Remember when the Wild was cruising atop the Western Conference with a comfortable lead in the race for the top seed? Exactly one month ago, for instance, the Wild had 84 points and led both division rival Chicago and Pacific Division-leading San Jose by seven, with at least one game in hand on each.
At the rate Minnesota was going, the team was going to be hard to catch. There had been no real swoons. Every time the Wild lost in regulation, it found a way to win the next time out.
And then, well, March happened. Some defensive cracks that had already become evident even as the Wild won in January and February turned into larger voids when the team stopped scoring as much. As a result, Minnesota has lost eight of 10 games this month.
That seven-point lead over Chicago? It's now a seven-point deficit to the Blackhawks, with precious few games remaining (10 for Chicago, 11 for Minnesota). The Wild has lost three consecutive games to the Blackhawks, all since Feb. 8. As Minnesota has swooned, Chicago has soared, going 17-3 since the start of February.
The Wild will still make the playoffs and is still among the top teams in the West, but the season is suddenly more vulnerable.
So the question becomes: how concerned should we be about the Wild?
Is this cold spell foreshadowing a quick playoff exit, putting a major damper on a breakthrough season under first-year coach Bruce Boudreau?
Or is this merely an uncomfortable but short-term slump, better experienced in March than in April or May during the playoffs? Let's try to sort things out.
REASONS FOR OPTIMISM
*During this 2-8 stretch over the last 10 games, the Wild has been held to two goals or fewer seven times. That's not good, of course, but it stands in stark contrast to the rest of the season. Minnesota still leads the West in goals scored (232), so the body of work suggests this is more of an offensive slump caused by a combination of illness and maybe some tired legs slogging through a brutal closing schedule.
*Along those same lines, slumps are natural — even for good teams. Last year's Stanley Cup champions, the Penguins, went through a 2-9 stretch early in the season before rebounding. Two years ago, the Blackhawks lost their final four regular-season games before going on a playoff run and winning the Cup. The Wild's body of work over the first two-thirds of the season suggests this recent poor stretch is not a trend. This isn't the hot-and-cold Wild of past years. This is the first sustained stretch of losing all season.
REASONS FOR PESSIMISM
*While goalie Devan Dubnyk's overall numbers this season are still very good — 36 wins, .927 save percentage, 2.18 goals against average — he's certainly been more human than he was during a torrid start to the season. In his first 27 games this season, Dubnyk had a .947 save percentage. That wasn't going to be sustainable, and here is the result: in his last 31 games, that percentage is just .908 — not terrible, but a notable drop-off. The Wild continued to win until this month even after Dubnyk cooled off thanks to a terrific offense. This month during the Wild's swoon, his save percentage is .899. Even the best teams often need their goalie to steal a game during the playoffs. Neither Dubnyk nor the Wild's defense gives you confidence in that happening right now.
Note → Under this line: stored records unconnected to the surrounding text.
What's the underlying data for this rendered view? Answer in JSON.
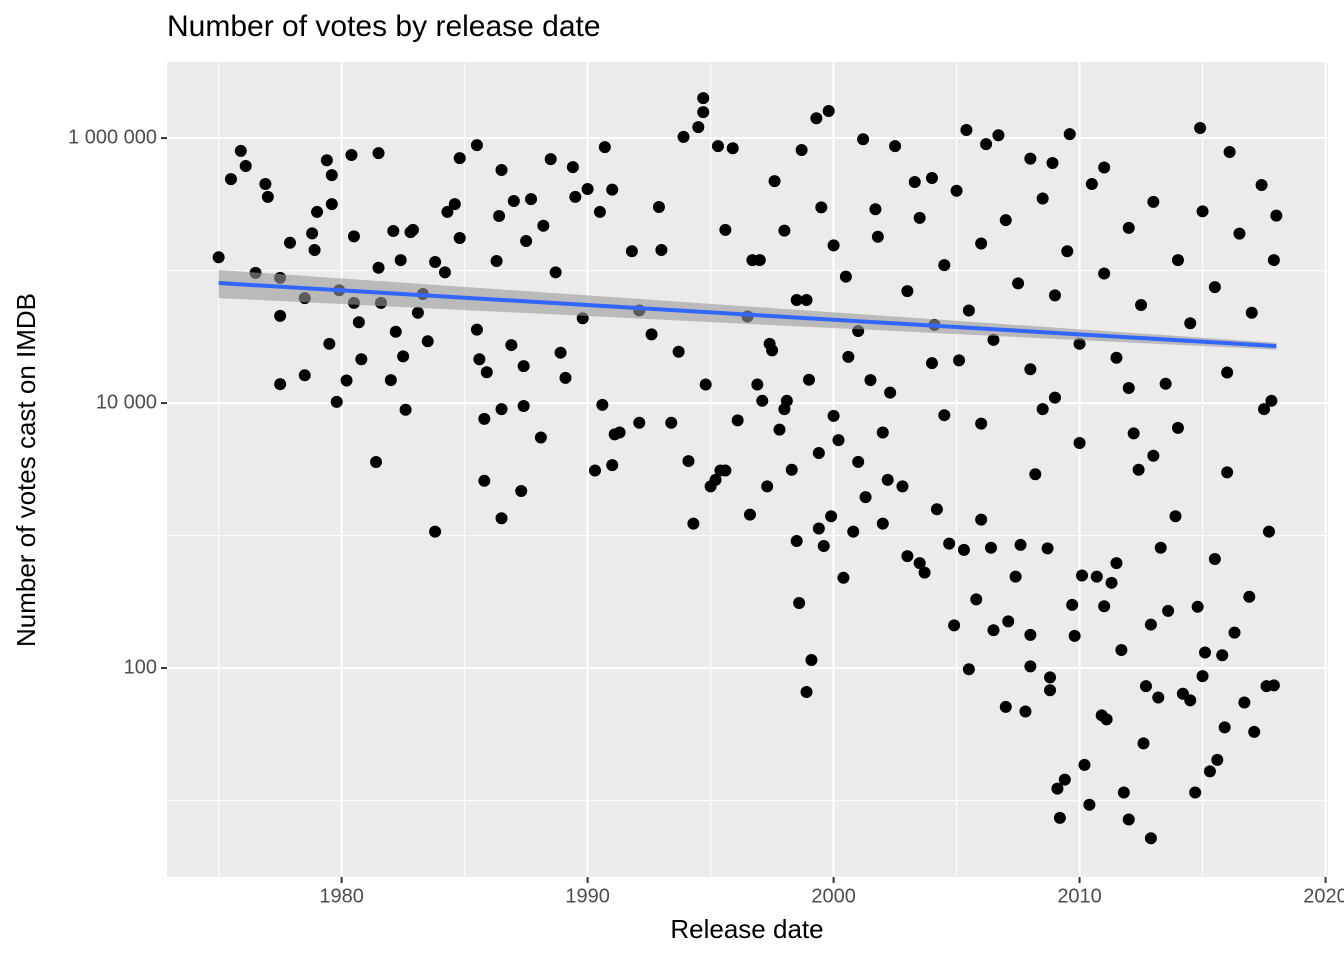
{
  "chart_data": {
    "type": "scatter",
    "title": "Number of votes by release date",
    "x_label": "Release date",
    "y_label": "Number of votes cast on IMDB",
    "xlim": [
      1972.9,
      2020.1
    ],
    "xticks": [
      1980,
      1990,
      2000,
      2010,
      2020
    ],
    "x_minor_ticks": [
      1975,
      1985,
      1995,
      2005,
      2015
    ],
    "ylim": [
      2.65,
      3750000
    ],
    "log_y": true,
    "yticks": [
      100,
      {
        "value": 10000,
        "label": "10 000"
      },
      {
        "value": 1000000,
        "label": "1 000 000"
      }
    ],
    "y_minor_ticks": [
      10,
      1000,
      100000
    ],
    "grid": true,
    "color": "#000000",
    "x": [
      1975.0,
      1975.5,
      1975.9,
      1976.1,
      1976.5,
      1976.9,
      1977.0,
      1977.5,
      1977.5,
      1977.5,
      1977.9,
      1978.5,
      1978.5,
      1978.8,
      1979.0,
      1978.9,
      1979.4,
      1979.6,
      1979.6,
      1979.5,
      1979.8,
      1979.9,
      1980.2,
      1980.4,
      1980.5,
      1980.5,
      1980.7,
      1980.8,
      1981.4,
      1981.5,
      1981.5,
      1981.6,
      1982.0,
      1982.1,
      1982.2,
      1982.4,
      1982.5,
      1982.6,
      1982.8,
      1982.9,
      1983.1,
      1983.3,
      1983.5,
      1983.8,
      1983.8,
      1984.2,
      1984.3,
      1984.6,
      1984.8,
      1984.8,
      1985.5,
      1985.5,
      1985.6,
      1985.8,
      1985.8,
      1985.9,
      1986.3,
      1986.4,
      1986.5,
      1986.5,
      1986.5,
      1986.9,
      1987.0,
      1987.3,
      1987.4,
      1987.4,
      1987.5,
      1987.7,
      1988.1,
      1988.2,
      1988.5,
      1988.7,
      1988.9,
      1989.1,
      1989.4,
      1989.5,
      1989.8,
      1990.0,
      1990.3,
      1990.5,
      1990.6,
      1990.7,
      1991.0,
      1991.0,
      1991.1,
      1991.3,
      1991.8,
      1992.1,
      1992.1,
      1992.6,
      1992.9,
      1993.0,
      1993.4,
      1993.7,
      1993.9,
      1994.1,
      1994.3,
      1994.5,
      1994.7,
      1994.7,
      1994.8,
      1995.0,
      1995.2,
      1995.3,
      1995.4,
      1995.6,
      1995.6,
      1995.9,
      1996.1,
      1996.6,
      1996.7,
      1996.9,
      1997.1,
      1997.3,
      1997.4,
      1997.6,
      1997.8,
      1998.1,
      1998.3,
      1998.5,
      1998.6,
      1998.7,
      1998.9,
      1998.9,
      1999.1,
      1999.3,
      1999.4,
      1999.4,
      1999.6,
      1999.8,
      1999.9,
      2000.0,
      2000.2,
      2000.4,
      2000.6,
      2000.8,
      2001.0,
      2001.2,
      2001.3,
      2001.5,
      2001.7,
      2002.0,
      2002.2,
      2002.5,
      2002.8,
      2003.0,
      2003.3,
      2003.5,
      2003.7,
      2004.1,
      2004.2,
      2004.5,
      2004.7,
      2004.9,
      2005.1,
      2005.3,
      2005.5,
      2005.4,
      2005.8,
      2006.0,
      2006.2,
      2006.4,
      2006.5,
      2006.7,
      2007.0,
      2007.1,
      2007.4,
      2007.6,
      2007.8,
      2008.0,
      2008.0,
      2008.2,
      2008.5,
      2008.7,
      2008.8,
      2008.8,
      2008.9,
      2009.1,
      2009.2,
      2009.4,
      2009.6,
      2009.7,
      2009.8,
      2010.2,
      2010.4,
      2010.1,
      2010.7,
      2010.9,
      2011.0,
      2011.1,
      2011.3,
      2011.5,
      2011.7,
      2011.8,
      2012.0,
      2012.2,
      2012.4,
      2012.6,
      2012.7,
      2012.9,
      2012.9,
      2013.2,
      2013.3,
      2013.6,
      2013.9,
      2014.2,
      2014.5,
      2014.7,
      2014.8,
      2014.9,
      2015.0,
      2015.1,
      2015.3,
      2015.5,
      2015.6,
      2015.8,
      2015.9,
      2016.1,
      2016.3,
      2016.7,
      2016.9,
      2017.1,
      2017.4,
      2017.6,
      2017.9,
      2017.7,
      2017.9,
      2017.8,
      1996.5,
      1997.0,
      1997.5,
      1998.0,
      1998.5,
      1999.0,
      1999.5,
      2000.5,
      2001.0,
      2001.8,
      2002.3,
      2003.0,
      2003.5,
      2004.0,
      2004.5,
      2005.0,
      2005.5,
      2006.0,
      2006.5,
      2007.0,
      2007.5,
      2008.0,
      2008.5,
      2009.0,
      2009.5,
      2010.0,
      2010.5,
      2011.0,
      2011.5,
      2012.0,
      2012.5,
      2013.0,
      2013.5,
      2014.0,
      2014.5,
      2015.0,
      2015.5,
      2016.0,
      2016.5,
      2017.0,
      2017.5,
      2018.0,
      2000.0,
      2002.0,
      2006.0,
      2010.0,
      2014.0,
      2009.0,
      1998.0,
      2004.0,
      2011.0,
      2008.0,
      2012.0,
      2016.0,
      2013.0
    ],
    "values": [
      126000,
      490000,
      800000,
      615000,
      96000,
      450000,
      360000,
      45500,
      13900,
      88000,
      162000,
      62000,
      16200,
      191000,
      277000,
      143000,
      680000,
      525000,
      317000,
      28000,
      10200,
      71000,
      14800,
      745000,
      181000,
      57000,
      40700,
      21400,
      3590,
      770000,
      105000,
      57000,
      14900,
      199000,
      34500,
      120000,
      22500,
      8900,
      195000,
      203000,
      48000,
      66500,
      29300,
      1070,
      116000,
      97000,
      277000,
      317000,
      176000,
      706000,
      885000,
      35800,
      21400,
      7600,
      2590,
      17100,
      118000,
      258000,
      1350,
      9000,
      574000,
      27400,
      335000,
      2170,
      9500,
      19000,
      167000,
      346000,
      5500,
      218000,
      693000,
      97000,
      24000,
      15500,
      604000,
      360000,
      43700,
      413000,
      3100,
      277000,
      9700,
      855000,
      3400,
      408000,
      5800,
      6000,
      140000,
      7100,
      50000,
      33000,
      302000,
      143000,
      7100,
      24400,
      1020000,
      3650,
      1230,
      1210000,
      2000000,
      1570000,
      13800,
      2350,
      2630,
      870000,
      3100,
      3100,
      203000,
      838000,
      7400,
      1440,
      120000,
      13800,
      10400,
      2350,
      28000,
      473000,
      6300,
      10400,
      3140,
      910,
      310,
      812000,
      66,
      60000,
      115,
      1410000,
      4200,
      1130,
      835,
      1600000,
      1400,
      155000,
      5250,
      480,
      22300,
      1070,
      3600,
      980000,
      1950,
      14900,
      290000,
      1230,
      2630,
      870000,
      2350,
      700,
      466000,
      620,
      525,
      38900,
      1580,
      8100,
      870,
      210,
      21000,
      780,
      98,
      1150000,
      330,
      1320,
      900000,
      810,
      193,
      1050000,
      51,
      225,
      490,
      850,
      47,
      178,
      103,
      2900,
      9000,
      800,
      68,
      85,
      648000,
      12.3,
      7.4,
      14.4,
      1070000,
      300,
      175,
      18.6,
      9.3,
      500,
      490,
      44,
      293,
      41,
      440,
      620,
      137,
      11.5,
      7.2,
      5900,
      3140,
      27,
      73,
      5.2,
      213,
      60,
      810,
      270,
      1400,
      64,
      57,
      11.5,
      290,
      1190000,
      87,
      131,
      16.6,
      665,
      20.3,
      125,
      35.7,
      785000,
      185,
      55,
      345,
      33,
      442000,
      73,
      74,
      1070,
      120000,
      10400,
      45000,
      120000,
      25000,
      200000,
      60000,
      15000,
      300000,
      90000,
      35000,
      180000,
      12000,
      70000,
      250000,
      20000,
      110000,
      400000,
      50000,
      160000,
      30000,
      240000,
      80000,
      18000,
      350000,
      65000,
      140000,
      28000,
      450000,
      95000,
      22000,
      210000,
      55000,
      330000,
      14000,
      120000,
      40000,
      280000,
      75000,
      17000,
      190000,
      48000,
      9000,
      260000,
      8000,
      6000,
      7000,
      5000,
      6500,
      11000,
      9000,
      500000,
      600000,
      700000,
      13000,
      3000,
      4000
    ],
    "trend": {
      "color": "#3366ff",
      "band_color": "#999999",
      "x": [
        1975,
        2018
      ],
      "values": [
        80500,
        26900
      ],
      "lower": [
        62000,
        25300
      ],
      "upper": [
        101000,
        28500
      ]
    }
  }
}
*For as good as the Wild was for the first two-thirds of this season, much of the good work was done largely with a roster that was quite similar to those of years past — when the Wild was a playoff team but not among the league's best. If we take the long view of the past four or five seasons, it is possible that the Wild team we saw for much of this season was an overachieving outlier.
When a team that had been rolling along suddenly loses eight of 10 games — complete with players-only meetings and terse post-game press conferences from the head coach — some level of concern is warranted.
That said, a bunch of these recent losses have been on the road and were out of character in relation to the bulk of the season. The Wild should get the benefit of the doubt that it can find its game over the rest of the regular season — and having seven of 11 at Xcel Energy Center should help.
In the end, losing the division race to Chicago — likely at this point — isn't as important as how the team is playing once the playoffs start. Either way, this season was likely going to be defined by a potential second-round matchup against the Blackhawks. If Minnesota can get to that point and get over that hurdle, this regular-season dip will be forgotten.
But if the season ends there — or sooner — we will certainly look back on March as the time when things started to come apart.